# Find the points on the curve

Question:

Find the points on the curve $\frac{x^{2}}{4}+\frac{y^{2}}{25}=1$ at which the tangents are parallel to the (i) $x$-axis (ii) $y$-axis.

Solution:

(i) The slope of the $x$-axis is 0 .

Now, let $\left(x_{1}, y_{1}\right)$ be the required point.

Since, the point lies on the curve.

Hence, $\frac{x_{1}{ }^{2}}{4}+\frac{y_{1}{ }^{2}}{25}=1 \quad \ldots(1)$

Now, $\frac{x^{2}}{4}+\frac{y^{2}}{25}=1$

$\therefore \frac{2 x}{4}+\frac{2 y}{25} \frac{d y}{d x}=0$

$\Rightarrow \frac{2 y}{25} \frac{d y}{d x}=\frac{-x}{2}$

$\Rightarrow \frac{d y}{d x}=\frac{-25 x}{4 y}$

Now,

Slope of the tangent at $\left(x_{1}, y_{1}\right)=\left(\frac{d y}{d x}\right)_{\left(x_{1}, y_{1}\right)}=\frac{-25 x_{1}}{4 y_{1}}$

Slope of the tangent at $\left(x_{1}, y_{1}\right)=$ Slope of the $x$-axis [Given]

$\therefore \frac{-25 x_{1}}{4 y_{1}}=0$

$\Rightarrow x_{1}=0$

Also,

$0+\frac{y_{1}{ }^{2}}{25}=1$     $[$ From eq. (1) $]$

$\Rightarrow y_{1}^{2}=25$

$\Rightarrow y_{1}=\pm 5$

Thus, the required points are $(0,5)$ and $(0,-5)$

(ii) The slope of the $y$-axis is $\infty$.

Now, let $\left(x_{1}, y_{1}\right)$ be the required point.
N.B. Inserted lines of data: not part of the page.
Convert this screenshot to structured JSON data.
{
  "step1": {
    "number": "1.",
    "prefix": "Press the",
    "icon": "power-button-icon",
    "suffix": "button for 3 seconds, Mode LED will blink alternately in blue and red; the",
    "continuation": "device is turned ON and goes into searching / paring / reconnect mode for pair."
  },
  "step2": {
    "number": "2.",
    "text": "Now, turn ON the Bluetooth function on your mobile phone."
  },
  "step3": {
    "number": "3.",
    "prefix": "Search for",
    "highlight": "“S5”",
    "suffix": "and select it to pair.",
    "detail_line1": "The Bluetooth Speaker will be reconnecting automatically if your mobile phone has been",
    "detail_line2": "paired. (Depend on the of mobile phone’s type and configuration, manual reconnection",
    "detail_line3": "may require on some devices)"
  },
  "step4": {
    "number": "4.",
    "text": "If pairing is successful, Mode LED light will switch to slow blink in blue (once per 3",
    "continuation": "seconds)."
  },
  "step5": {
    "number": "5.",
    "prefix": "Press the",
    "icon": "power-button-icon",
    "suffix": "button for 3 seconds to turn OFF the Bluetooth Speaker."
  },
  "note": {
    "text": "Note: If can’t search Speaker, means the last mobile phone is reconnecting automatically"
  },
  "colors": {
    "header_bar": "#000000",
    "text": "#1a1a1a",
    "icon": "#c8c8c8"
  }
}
Since, the point lies on the curve.

Hence, $\frac{x_{1}{ }^{2}}{4}+\frac{y_{1}{ }^{2}}{25}=1 \quad \ldots(1)$

Now, $\frac{x^{2}}{4}+\frac{y^{2}}{25}=1$

$\therefore \frac{2 x}{4}+\frac{2 y}{25} \frac{d y}{d x}=0$

$\Rightarrow \frac{2 y}{25} \frac{d y}{d x}=\frac{-x}{2}$

$\Rightarrow \frac{d y}{d x}=\frac{-25 x}{4 y}$

Now,

Slope of the tangent at $\left(x_{1}, y_{1}\right)=\left(\frac{d y}{d x}\right)_{\left(x_{1}, y_{1}\right)}=\frac{-25 x_{1}}{4 y_{1}}$

Slope of the tangent at $\left(x_{1}, y_{1}\right)=$ Slope of the $y$-axis [Given]

$\therefore \frac{-25 x_{1}}{4 y_{1}}=\infty$

$\Rightarrow \frac{4 y_{1}}{-25 x_{1}}=0$

$\Rightarrow y_{1}=0$

Also,

$\frac{x_{1}^{2}}{4}=1$       [From eq. (1)]

$\Rightarrow x_{1}^{2}=4$

$\Rightarrow x_{1}=\pm 2$

Thus, the required points are $(2,0)$ and $(-2,0)$.